Early in the film, a woman police officer saunters slowly past her, smiles and nods approvingly.  Rist beams at the officer then destroys another glass window. The soundtrack is a soft drumbeat, punctuated periodically by the loud rumble of falling glass. It is a mixture of romance, destruction, urban fantasy, psychological inventiveness and artistic statement presented in what was, at the time, an exploding new medium.

The video’s whimsy and lushness, along with Rist's unabashed exuberance, are hypnotic.  Here was a powerful feminine woman, casually using a male symbol to destroy artifacts of men’s mastery over nature. It was a witty, even flirtatious, commentary on gender, state and socially sanctioned violence. Three generations —a man, a child, and an old woman— walk by and around her, without intervening, as she moves from car to car.  The police officer, very notably a woman, too, not only allows her to wreak this violence but also happily salutes her brutal destruction of her environment. It is a striking artistic and feminist statement about masculine institutional power. 

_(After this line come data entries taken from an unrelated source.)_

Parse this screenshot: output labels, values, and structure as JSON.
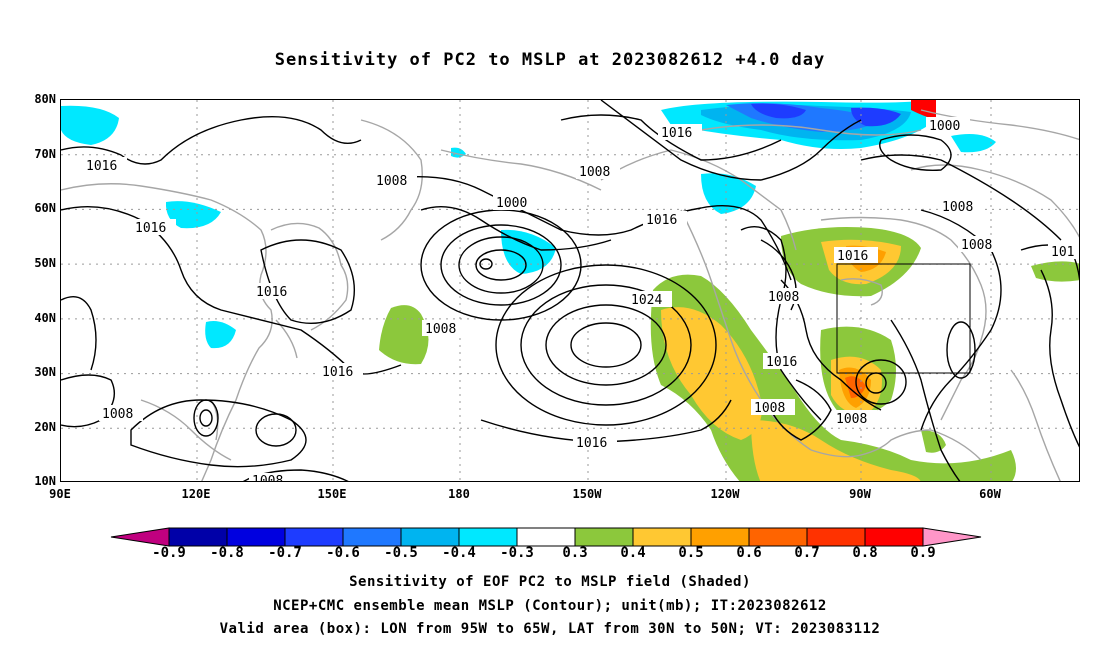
{
  "title": "Sensitivity of PC2 to MSLP at 2023082612 +4.0 day",
  "lat_ticks": [
    "80N",
    "70N",
    "60N",
    "50N",
    "40N",
    "30N",
    "20N",
    "10N"
  ],
  "lon_ticks": [
    "90E",
    "120E",
    "150E",
    "180",
    "150W",
    "120W",
    "90W",
    "60W"
  ],
  "contour_labels": [
    "1016",
    "1008",
    "1008",
    "1016",
    "1000",
    "1016",
    "1016",
    "1008",
    "1024",
    "1016",
    "1016",
    "1008",
    "1008",
    "1016",
    "1008",
    "1008",
    "1016",
    "1000",
    "1008",
    "1008",
    "101",
    "1016",
    "1008"
  ],
  "colorbar": {
    "labels": [
      "-0.9",
      "-0.8",
      "-0.7",
      "-0.6",
      "-0.5",
      "-0.4",
      "-0.3",
      "0.3",
      "0.4",
      "0.5",
      "0.6",
      "0.7",
      "0.8",
      "0.9"
    ],
    "colors": [
      "#c0007f",
      "#0000a8",
      "#0000e0",
      "#1e3cff",
      "#1f78ff",
      "#00b4f0",
      "#00e8ff",
      "#ffffff",
      "#8cc83c",
      "#ffc832",
      "#ffa000",
      "#ff6400",
      "#ff3200",
      "#ff0000",
      "#ff96c8"
    ]
  },
  "captions": [
    "Sensitivity of EOF PC2 to MSLP field (Shaded)",
    "NCEP+CMC ensemble mean MSLP (Contour); unit(mb); IT:2023082612",
    "Valid area (box): LON from 95W to 65W, LAT from 30N to 50N; VT: 2023083112"
  ]
}
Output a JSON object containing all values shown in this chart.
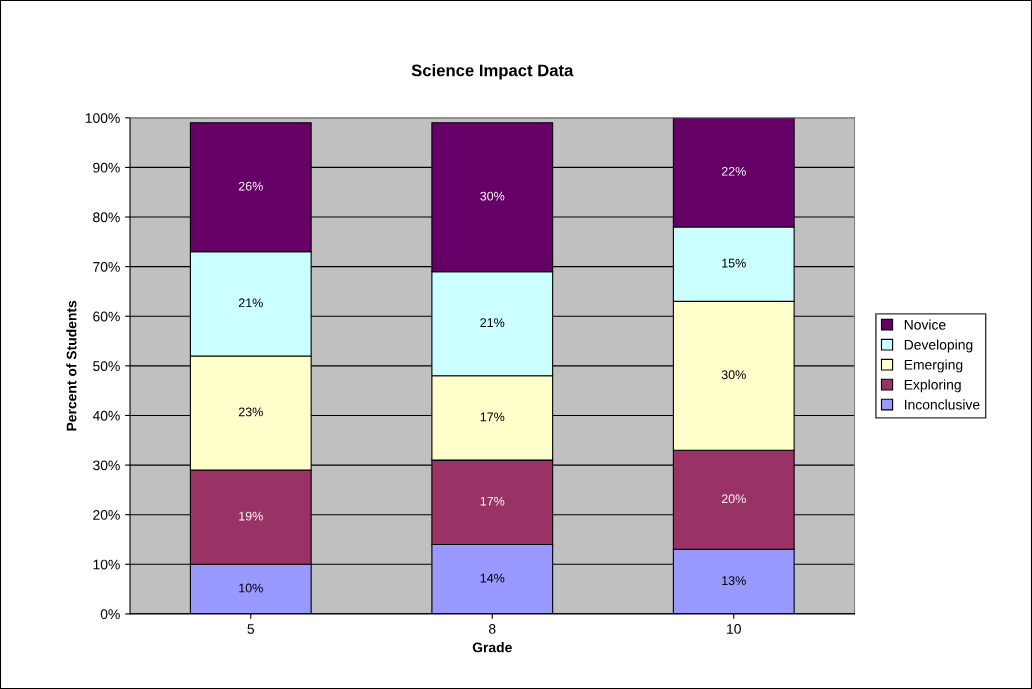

Rist leaves no detail untouched. In bright red shoes and pretty dangly earrings, she wears a flowing, feminine blue dress that softly and slowly wraps itself around her legs.  She is, in point of fact, dressed like Dorothy in the Wizard of Oz, and her shoes similarly evoke Hans Christian Anderson’s Little Red Shoes – both stories of girls who imagine themselves outside of the confines of their prescribed roles, one more successfully than the other.  Art critics, debate the references.